Candy, Cigarettes, Morning After?

by pharmacy on March 7, 2012

Vending machines have carried all kinds of chips, snacks, drinks, and OTC pharmacy items, but the one located in the student health center at Shippensburg University in Pennsylvania raises the ante to a controversial new level. For a reasonable $25, students and faculty can buy a single dose of Plan B out of a dispenser.

The FDA is investigating to be sure the machine is complicit with laws, but the machine is located in an area inaccessible to the general public and the drug is over-the-counter. Since it will not abort an existing pregnancy and can only prevent pregnancy from starting, it is considered a contraceptive. Contrary to popular misinformation, it is not akin to an abortion pill.

Before making the decision to allow the dispenser, college administrators verified that every student on campus was over the minimum age required by law for purchase, 17. It’s not new, exactly; the machine has been in place for about two years. The story just recently hit the news, part of a storm of controversy over the Susan G. Komen Foundation’s decision to refuse funding to Planned Parenthood and the decision’s quick reversal under a backlash of public opinion, followed almost immediately by the Catholic Church’s objections to providing birth control to its employees through insurance.

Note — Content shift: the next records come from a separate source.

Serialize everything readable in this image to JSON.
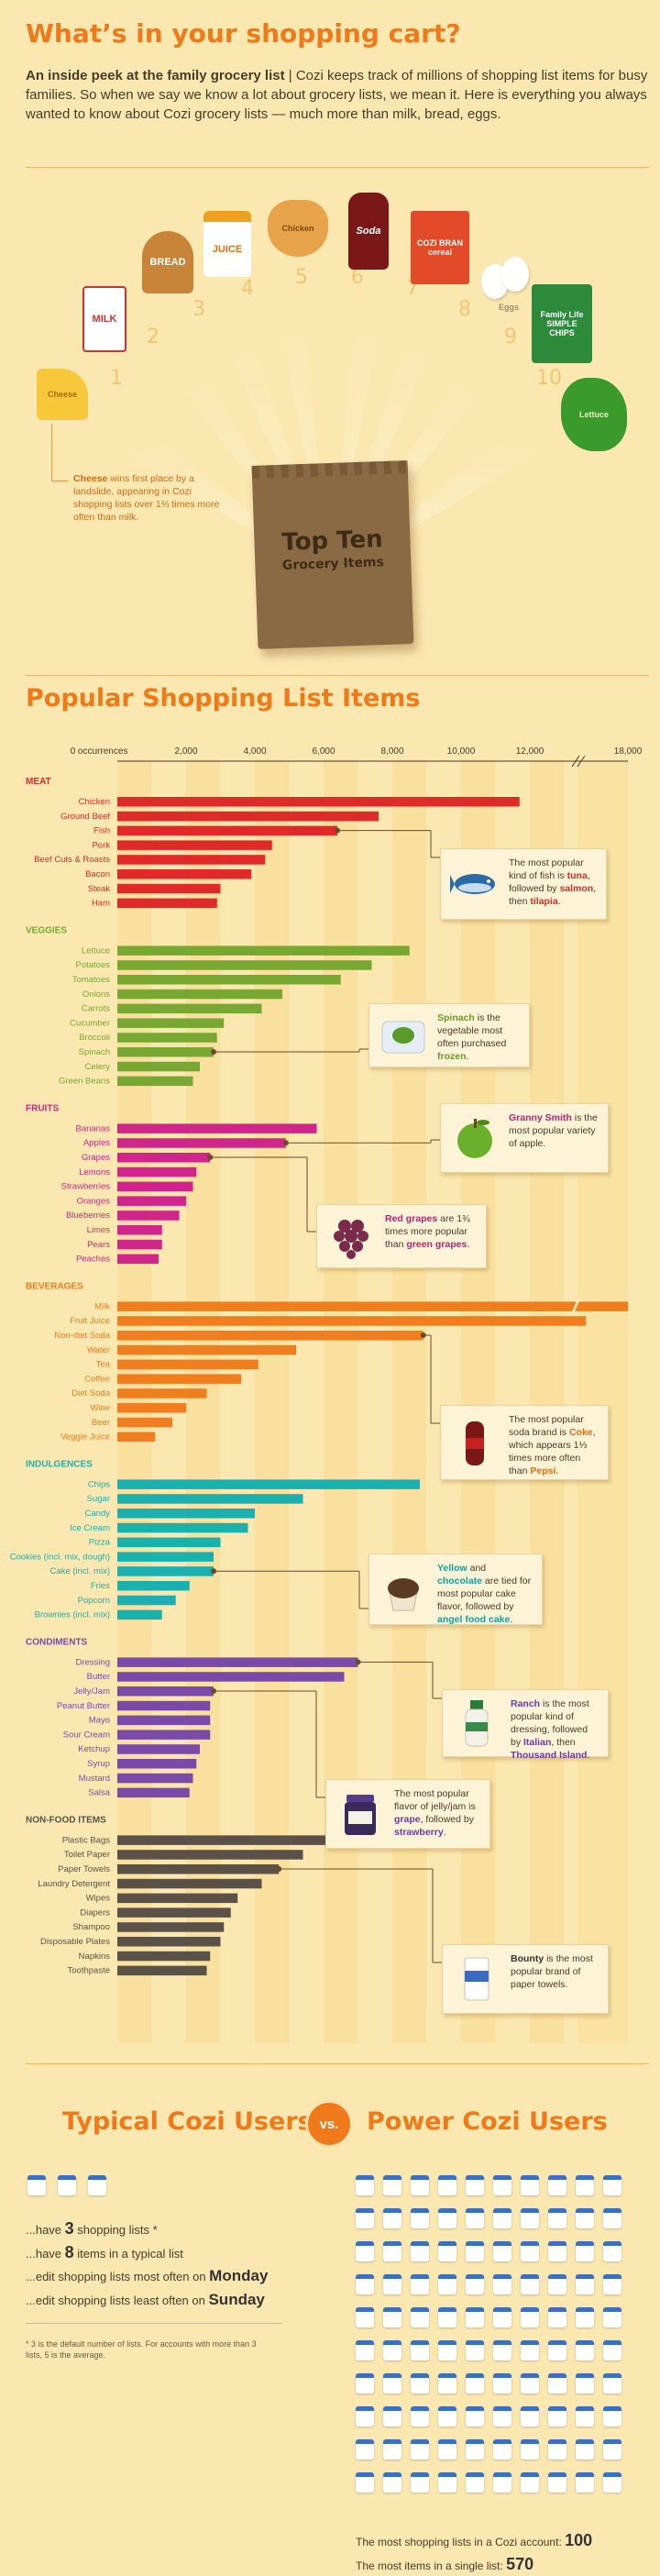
{
  "header": {
    "title": "What’s in your shopping cart?",
    "intro_bold": "An inside peek at the family grocery list",
    "intro_rest": " | Cozi keeps track of millions of shopping list items for busy families. So when we say we know a lot about grocery lists, we mean it. Here is everything you always wanted to know about Cozi grocery lists — much more than milk, bread, eggs."
  },
  "topten": {
    "bag_line1": "Top Ten",
    "bag_line2": "Grocery Items",
    "items": [
      {
        "rank": "1",
        "label": "Cheese"
      },
      {
        "rank": "2",
        "label": "MILK"
      },
      {
        "rank": "3",
        "label": "BREAD"
      },
      {
        "rank": "4",
        "label": "JUICE"
      },
      {
        "rank": "5",
        "label": "Chicken"
      },
      {
        "rank": "6",
        "label": "Soda"
      },
      {
        "rank": "7",
        "label": "COZI BRAN cereal"
      },
      {
        "rank": "8",
        "label": "Eggs"
      },
      {
        "rank": "9",
        "label": "Family Life SIMPLE CHIPS"
      },
      {
        "rank": "10",
        "label": "Lettuce"
      }
    ],
    "cheese_note_bold": "Cheese",
    "cheese_note_rest": " wins first place by a landslide, appearing in Cozi shopping lists over 1⅔ times more often than milk."
  },
  "chart_title": "Popular Shopping List Items",
  "chart_data": {
    "type": "bar",
    "orientation": "horizontal",
    "xlabel": "occurrences",
    "xlim": [
      0,
      18000
    ],
    "axis_break": [
      12000,
      18000
    ],
    "ticks": [
      "0 occurrences",
      "2,000",
      "4,000",
      "6,000",
      "8,000",
      "10,000",
      "12,000",
      "18,000"
    ],
    "groups": [
      {
        "name": "MEAT",
        "color": "#e02a2a",
        "items": [
          {
            "label": "Chicken",
            "value": 11700
          },
          {
            "label": "Ground Beef",
            "value": 7600
          },
          {
            "label": "Fish",
            "value": 6400
          },
          {
            "label": "Pork",
            "value": 4500
          },
          {
            "label": "Beef Cuts & Roasts",
            "value": 4300
          },
          {
            "label": "Bacon",
            "value": 3900
          },
          {
            "label": "Steak",
            "value": 3000
          },
          {
            "label": "Ham",
            "value": 2900
          }
        ]
      },
      {
        "name": "VEGGIES",
        "color": "#78a832",
        "items": [
          {
            "label": "Lettuce",
            "value": 8500
          },
          {
            "label": "Potatoes",
            "value": 7400
          },
          {
            "label": "Tomatoes",
            "value": 6500
          },
          {
            "label": "Onions",
            "value": 4800
          },
          {
            "label": "Carrots",
            "value": 4200
          },
          {
            "label": "Cucumber",
            "value": 3100
          },
          {
            "label": "Broccoli",
            "value": 2900
          },
          {
            "label": "Spinach",
            "value": 2800
          },
          {
            "label": "Celery",
            "value": 2400
          },
          {
            "label": "Green Beans",
            "value": 2200
          }
        ]
      },
      {
        "name": "FRUITS",
        "color": "#d0258a",
        "items": [
          {
            "label": "Bananas",
            "value": 5800
          },
          {
            "label": "Apples",
            "value": 4900
          },
          {
            "label": "Grapes",
            "value": 2700
          },
          {
            "label": "Lemons",
            "value": 2300
          },
          {
            "label": "Strawberries",
            "value": 2200
          },
          {
            "label": "Oranges",
            "value": 2000
          },
          {
            "label": "Blueberries",
            "value": 1800
          },
          {
            "label": "Limes",
            "value": 1300
          },
          {
            "label": "Pears",
            "value": 1300
          },
          {
            "label": "Peaches",
            "value": 1200
          }
        ]
      },
      {
        "name": "BEVERAGES",
        "color": "#f07d1e",
        "items": [
          {
            "label": "Milk",
            "value": 18000
          },
          {
            "label": "Fruit Juice",
            "value": 13000
          },
          {
            "label": "Non-diet Soda",
            "value": 8900
          },
          {
            "label": "Water",
            "value": 5200
          },
          {
            "label": "Tea",
            "value": 4100
          },
          {
            "label": "Coffee",
            "value": 3600
          },
          {
            "label": "Diet Soda",
            "value": 2600
          },
          {
            "label": "Wine",
            "value": 2000
          },
          {
            "label": "Beer",
            "value": 1600
          },
          {
            "label": "Veggie Juice",
            "value": 1100
          }
        ]
      },
      {
        "name": "INDULGENCES",
        "color": "#1ab0b0",
        "items": [
          {
            "label": "Chips",
            "value": 8800
          },
          {
            "label": "Sugar",
            "value": 5400
          },
          {
            "label": "Candy",
            "value": 4000
          },
          {
            "label": "Ice Cream",
            "value": 3800
          },
          {
            "label": "Pizza",
            "value": 3000
          },
          {
            "label": "Cookies (incl. mix, dough)",
            "value": 2800
          },
          {
            "label": "Cake (incl. mix)",
            "value": 2800
          },
          {
            "label": "Fries",
            "value": 2100
          },
          {
            "label": "Popcorn",
            "value": 1700
          },
          {
            "label": "Brownies (incl. mix)",
            "value": 1300
          }
        ]
      },
      {
        "name": "CONDIMENTS",
        "color": "#7a4aa8",
        "items": [
          {
            "label": "Dressing",
            "value": 7000
          },
          {
            "label": "Butter",
            "value": 6600
          },
          {
            "label": "Jelly/Jam",
            "value": 2800
          },
          {
            "label": "Peanut Butter",
            "value": 2700
          },
          {
            "label": "Mayo",
            "value": 2700
          },
          {
            "label": "Sour Cream",
            "value": 2700
          },
          {
            "label": "Ketchup",
            "value": 2400
          },
          {
            "label": "Syrup",
            "value": 2300
          },
          {
            "label": "Mustard",
            "value": 2200
          },
          {
            "label": "Salsa",
            "value": 2100
          }
        ]
      },
      {
        "name": "NON-FOOD ITEMS",
        "color": "#5a5248",
        "items": [
          {
            "label": "Plastic Bags",
            "value": 7600
          },
          {
            "label": "Toilet Paper",
            "value": 5400
          },
          {
            "label": "Paper Towels",
            "value": 4700
          },
          {
            "label": "Laundry Detergent",
            "value": 4200
          },
          {
            "label": "Wipes",
            "value": 3500
          },
          {
            "label": "Diapers",
            "value": 3300
          },
          {
            "label": "Shampoo",
            "value": 3100
          },
          {
            "label": "Disposable Plates",
            "value": 3000
          },
          {
            "label": "Napkins",
            "value": 2700
          },
          {
            "label": "Toothpaste",
            "value": 2600
          }
        ]
      }
    ]
  },
  "callouts": {
    "fish": {
      "t1": "The most popular kind of fish is ",
      "b1": "tuna",
      "t2": ", followed by ",
      "b2": "salmon",
      "t3": ", then ",
      "b3": "tilapia",
      "t4": "."
    },
    "spinach": {
      "b1": "Spinach",
      "t1": " is the vegetable most often purchased ",
      "b2": "frozen",
      "t2": "."
    },
    "apple": {
      "b1": "Granny Smith",
      "t1": " is the most popular variety of apple."
    },
    "grapes": {
      "b1": "Red grapes",
      "t1": " are 1¾ times more popular than ",
      "b2": "green grapes",
      "t2": "."
    },
    "soda": {
      "t1": "The most popular soda brand is ",
      "b1": "Coke",
      "t2": ", which appears 1⅓ times more often than ",
      "b2": "Pepsi",
      "t3": "."
    },
    "cake": {
      "b1": "Yellow",
      "t1": " and ",
      "b2": "chocolate",
      "t2": " are tied for most popular cake flavor, followed by ",
      "b3": "angel food cake",
      "t3": "."
    },
    "ranch": {
      "b1": "Ranch",
      "t1": " is the most popular kind of dressing, followed by ",
      "b2": "Italian",
      "t2": ", then ",
      "b3": "Thousand Island",
      "t3": "."
    },
    "jelly": {
      "t1": "The most popular flavor of jelly/jam is ",
      "b1": "grape",
      "t2": ", followed by ",
      "b2": "strawberry",
      "t3": "."
    },
    "bounty": {
      "b1": "Bounty",
      "t1": " is the most popular brand of paper towels."
    }
  },
  "compare": {
    "left_title": "Typical Cozi Users",
    "vs": "vs.",
    "right_title": "Power Cozi Users",
    "typical_lists": 3,
    "power_lists": 100,
    "s1_pre": "...have ",
    "s1_num": "3",
    "s1_post": " shopping lists *",
    "s2_pre": "...have ",
    "s2_num": "8",
    "s2_post": " items in a typical list",
    "s3_pre": "...edit shopping lists most often on ",
    "s3_day": "Monday",
    "s4_pre": "...edit shopping lists least often on ",
    "s4_day": "Sunday",
    "footnote": "* 3 is the default number of lists. For accounts with more than 3 lists, 5 is the average.",
    "p1_text": "The most shopping lists in a Cozi account: ",
    "p1_num": "100",
    "p2_text": "The most items in a single list: ",
    "p2_num": "570"
  }
}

OTC vending machines full of first aid supplies, along with condom and tampon dispensers, have been common since the fifties, when cigarette machines were equally common. Cigarette machines have become increasingly rare, since a vending machine cannot verify the age of the buyer. The age limit for Plan B pill raises similar concerns.

Shippensburg students seem to appreciate the machine. School proponents point out that rape victims might find a quick purchase at a machine less difficult than the shame associated with a trip to the drug store in the tiny town, but some wonder if the other side of the coin is that easy access to the drug may deter rape victims from seeking medical care. Not that rape victims are the only women who may choose to purchase the pill. It’s certainly too expensive to be used as a primary contraceptive, but things happen. Condoms break, pills are skipped, unexpected opportunities arise (no pun intended).

Plan B comes in a one-dose package that includes a single pill. Overdose or misuse is unlikely. What do you think? Good idea? Bad idea? There may be some merit to the argument that medicine dispensed by a machine does not come with human interaction to highlight warnings and side effects. Is that a valid reason to ban the machines? Are the objections…and the controversy…real, or is it all based on religion and politics?